Some restaurants in Mumbai (Bombay) and Delhi are have taken chicken off the menu.
One of Delhi's oldest restaurants, Karim's, said it has stopped serving chicken since Monday.
"Nobody has ordered us to do it but we felt we should take the step as a precautionary measure," the restaurant's managing director, Zaimuddin Ahmed told the BBC.
State-owned airlines Indian and the country's largest carrier, Jet Airways, have also dropped chicken from their in-flight meals.
Indian Railways has banned the serving of chicken or eggs "in any form" from all its services.
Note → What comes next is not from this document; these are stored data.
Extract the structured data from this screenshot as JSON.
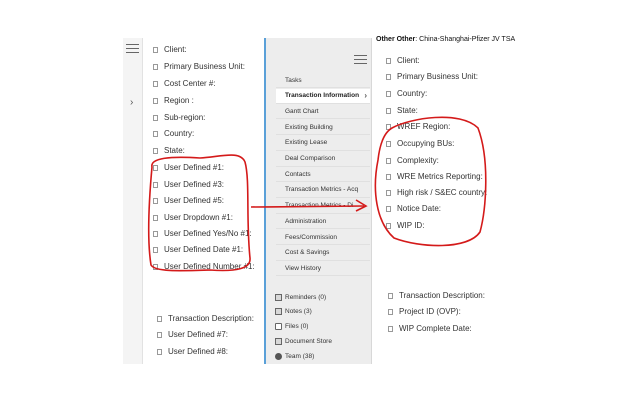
{
  "left_fields": [
    "Client:",
    "Primary Business Unit:",
    "Cost Center #:",
    "Region :",
    "Sub-region:",
    "Country:",
    "State:",
    "User Defined #1:",
    "User Defined #3:",
    "User Defined #5:",
    "User Dropdown #1:",
    "User Defined Yes/No #1:",
    "User Defined Date #1:",
    "User Defined Number #1:"
  ],
  "left_lower_fields": [
    "Transaction Description:",
    "User Defined #7:",
    "User Defined #8:"
  ],
  "nav_items": [
    "Tasks",
    "Transaction Information",
    "Gantt Chart",
    "Existing Building",
    "Existing Lease",
    "Deal Comparison",
    "Contacts",
    "Transaction Metrics - Acq",
    "Transaction Metrics - Di",
    "Administration",
    "Fees/Commission",
    "Cost & Savings",
    "View History"
  ],
  "nav_active_index": 1,
  "nav_bottom": [
    {
      "label": "Reminders (0)",
      "icon": "bell-icon"
    },
    {
      "label": "Notes (3)",
      "icon": "note-icon"
    },
    {
      "label": "Files (0)",
      "icon": "folder-icon"
    },
    {
      "label": "Document Store",
      "icon": "document-icon"
    },
    {
      "label": "Team (38)",
      "icon": "team-icon"
    }
  ],
  "header": {
    "label": "Other Other",
    "value": ": China-Shanghai-Pfizer JV TSA"
  },
  "right_fields": [
    "Client:",
    "Primary Business Unit:",
    "Country:",
    "State:",
    "WREF Region:",
    "Occupying BUs:",
    "Complexity:",
    "WRE Metrics Reporting:",
    "High risk / S&EC country:",
    "Notice Date:",
    "WIP ID:"
  ],
  "right_lower_fields": [
    "Transaction Description:",
    "Project ID (OVP):",
    "WIP Complete Date:"
  ],
  "colors": {
    "annotation": "#d41a1a",
    "divider": "#5aa0d8",
    "nav_bg": "#ededed"
  }
}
Seven new patients, mostly children, showing flu-like symptoms have been quarantined in a hospital in Navapur where the H5N1 strain was found, PP Doke, the Maharashtra's health department director, told the BBC.
On Saturday, two people were quarantined.
Mr Doke said the children had handled dead birds in the farms.
Meanwhile the slaughter of chicken continues in Navapur and is expected to be finished by Wednesday evening.
A thousand birds were found dead in Hingoli town, the state animal husbandry minister, Anees Ahmed, told the BBC. Samples have already been sent to a laboratory for tests.
The H5N1 virus does not pose a large-scale threat to humans, as it cannot pass easily from one person to another.
Experts, however, fear the virus could mutate to gain this ability, and in its new form trigger a flu pandemic, potentially putting millions of human lives at risk.